Step 1: Sensor Cell Seeding

  • Trypsinize sensor HEK293T: Wash with PBS, add 0.5 mL trypsin-EDTA/well, incubate 3-5 min at 37°C, neutralize with 2 mL medium.
  • Count cells; seed 5x10^5/well in 1 mL complete DMEM in 12-well plates (aim for 80% confluence; rationale: Adherent layer for co-culture stability).
  • Incubate at 37°C, 5% CO2 for 24 hours.

Step 2: Co-Culture

  • Wash HL-60 (1x10^6 cells/well) twice in PBS to remove residual drug (centrifuge 400g, 3 min).
  • Add to sensor wells; gently mix.
  • Co-culture for 15 hours (optimize via time-course; Allows synNotch activation without excessive cell death).
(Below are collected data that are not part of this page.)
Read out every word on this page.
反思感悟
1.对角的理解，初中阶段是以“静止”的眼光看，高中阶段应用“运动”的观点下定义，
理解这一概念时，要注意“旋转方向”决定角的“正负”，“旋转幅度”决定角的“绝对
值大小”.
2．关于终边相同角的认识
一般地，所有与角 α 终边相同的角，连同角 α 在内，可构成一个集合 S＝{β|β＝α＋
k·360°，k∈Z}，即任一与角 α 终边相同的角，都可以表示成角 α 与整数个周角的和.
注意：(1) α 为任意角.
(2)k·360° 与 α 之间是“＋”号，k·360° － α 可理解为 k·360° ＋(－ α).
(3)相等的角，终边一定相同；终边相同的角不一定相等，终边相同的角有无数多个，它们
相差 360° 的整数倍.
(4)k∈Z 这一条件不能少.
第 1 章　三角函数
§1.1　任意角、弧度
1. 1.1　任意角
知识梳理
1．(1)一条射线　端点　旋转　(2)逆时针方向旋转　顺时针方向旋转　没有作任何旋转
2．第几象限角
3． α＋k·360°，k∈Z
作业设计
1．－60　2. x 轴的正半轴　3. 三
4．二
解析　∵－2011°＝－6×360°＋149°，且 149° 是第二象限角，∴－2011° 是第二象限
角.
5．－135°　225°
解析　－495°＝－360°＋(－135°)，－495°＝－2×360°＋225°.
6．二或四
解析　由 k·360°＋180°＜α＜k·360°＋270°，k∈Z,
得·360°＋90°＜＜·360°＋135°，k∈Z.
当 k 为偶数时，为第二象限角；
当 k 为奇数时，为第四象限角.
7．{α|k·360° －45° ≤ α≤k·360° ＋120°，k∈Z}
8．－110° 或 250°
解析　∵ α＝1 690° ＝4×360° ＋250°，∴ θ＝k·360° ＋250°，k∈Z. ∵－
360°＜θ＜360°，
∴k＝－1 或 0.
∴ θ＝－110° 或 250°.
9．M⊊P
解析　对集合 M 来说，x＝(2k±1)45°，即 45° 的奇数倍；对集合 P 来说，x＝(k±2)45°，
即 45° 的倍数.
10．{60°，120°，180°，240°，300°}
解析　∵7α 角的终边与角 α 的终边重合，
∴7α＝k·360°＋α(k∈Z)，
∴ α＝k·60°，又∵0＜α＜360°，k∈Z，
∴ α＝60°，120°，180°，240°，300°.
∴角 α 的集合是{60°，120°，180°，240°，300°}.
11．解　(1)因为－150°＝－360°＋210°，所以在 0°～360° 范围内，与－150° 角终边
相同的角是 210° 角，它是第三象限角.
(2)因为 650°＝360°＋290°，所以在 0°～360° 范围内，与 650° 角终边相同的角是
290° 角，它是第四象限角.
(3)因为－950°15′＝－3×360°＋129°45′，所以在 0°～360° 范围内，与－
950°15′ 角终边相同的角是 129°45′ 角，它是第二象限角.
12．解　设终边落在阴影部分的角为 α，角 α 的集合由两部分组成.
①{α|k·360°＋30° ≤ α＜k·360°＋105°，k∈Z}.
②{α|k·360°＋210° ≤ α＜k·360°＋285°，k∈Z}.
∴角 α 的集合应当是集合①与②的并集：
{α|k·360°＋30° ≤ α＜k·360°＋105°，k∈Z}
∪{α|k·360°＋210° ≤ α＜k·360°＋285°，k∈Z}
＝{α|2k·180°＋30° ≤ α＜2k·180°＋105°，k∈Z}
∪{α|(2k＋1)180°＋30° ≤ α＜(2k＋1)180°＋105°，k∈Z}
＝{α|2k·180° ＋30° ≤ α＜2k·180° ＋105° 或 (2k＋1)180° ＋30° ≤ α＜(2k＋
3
Step 3: Fluorescence Imaging and Quantification

  • Wash wells with PBS to remove non-adherent cells.
  • Image live: Blue channel (TagBFP, 390/450 nm); Red (mCherry, 587/610 nm); Brightfield.
  • Acquire 3-5 fields/well at 20x magnification.
  • Analyze in ImageJ: Measure mean intensity (ROI on cells); calculate BFP/mCherry ratio per field; average triplicates.
  • Include no-co-culture control for baseline.

Results:

Figure 4. Fluorescence microscopy images demonstrating APOPTO-SENSE 2.0 system activation in co-culture assays. Co-culture of HL-60 target cells with engineered HEK293T sensor cells. Panel A shows the control group (untreated HL-60 cells added to the sensor system), while Panel B shows the experimental group (HL-60 cells treated with raphasatin to induce apoptosis, then added to the sensor system). In each panel: (1) Blue fluorescence channel, representing TagBFP expression; increased brightness indicates detection of apoptotic cells via synNotch activation. (2) Red fluorescence channel, representing constitutive mCherry expression; brightness confirms successful transfection and expression of the reporter plasmid in sensor cells. (3) Brightfield image, illustrating the plated HEK293T sensor cells (bottom layer) with overlaid HL-60 target cells (upper layer). Scale bar: 100 µm. Images were acquired after 15 hours of co-culture using a Zeiss Axio Observer microscope.